Ivan (1904-1933), Simeon (b. 1911), and Sergei (b. 1915)
There in summer 1932 the OGPU (predecessor of the NKVD) arrested them and by October that year all four were convicted of Counter-Revolutionary Crimes under Article 58, specifically espionage and terrorism.They were, it is said, attempting to create an underground anti-Soviet organisation; they wanted to spy for France and rob the Soviet State; worst of all, they were preparing to assassinate Stalin, Voroshilov, Kaganovich and OGPU chief Yagoda.
With the exception of Ivan Pokrovsky, the eldest, they had each found work: Alexander at a factory; Sergei at a workshop; and Simeon building the new airport at Monino.
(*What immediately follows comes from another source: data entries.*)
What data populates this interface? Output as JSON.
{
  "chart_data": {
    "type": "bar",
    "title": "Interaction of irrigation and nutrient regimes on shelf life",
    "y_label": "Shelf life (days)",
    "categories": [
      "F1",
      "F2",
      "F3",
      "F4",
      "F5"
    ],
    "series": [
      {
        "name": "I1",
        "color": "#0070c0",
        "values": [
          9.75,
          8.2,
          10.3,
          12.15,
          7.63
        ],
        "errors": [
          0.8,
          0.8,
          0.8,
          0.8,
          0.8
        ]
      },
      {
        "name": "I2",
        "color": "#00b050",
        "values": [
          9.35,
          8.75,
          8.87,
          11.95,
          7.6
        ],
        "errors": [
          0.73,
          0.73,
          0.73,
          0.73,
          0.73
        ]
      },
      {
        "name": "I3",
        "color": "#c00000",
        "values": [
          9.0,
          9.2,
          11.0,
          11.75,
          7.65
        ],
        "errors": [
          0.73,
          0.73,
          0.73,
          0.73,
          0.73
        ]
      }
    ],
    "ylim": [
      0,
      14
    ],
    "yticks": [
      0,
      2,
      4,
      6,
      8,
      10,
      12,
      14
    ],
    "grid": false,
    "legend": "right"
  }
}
This reflected the opportunities provided by the forced tempo of industrialisation during the First Five Year Plan; the city also offered them a welcome anonymity, perhaps, because their father Nikolai was an Orthodox priest.
Ivan was sentenced to death, shot early in 1933 and buried with others in an unmarked grave in Moscow’s Vagankovskoe cemetery. Simeon was given a ten-year sentence, sent to Siberia’s Krasnoyarsk Region where he worked in the sub-polar Norilsk camp complex until his release in 1944. Sergei was given a 5-year sentence, immediately reduced by a third, and he was released in 1935 from the Temnikovsky camps in Mordovia.
Alexander was sent to the Solovki special camp in the White Sea. There, without any further investigation, he was included in the 10,000 Gulag quota for execution (NKVD labour camps), taken to the mainland and shot at Sandarmokh on 1 November 1937.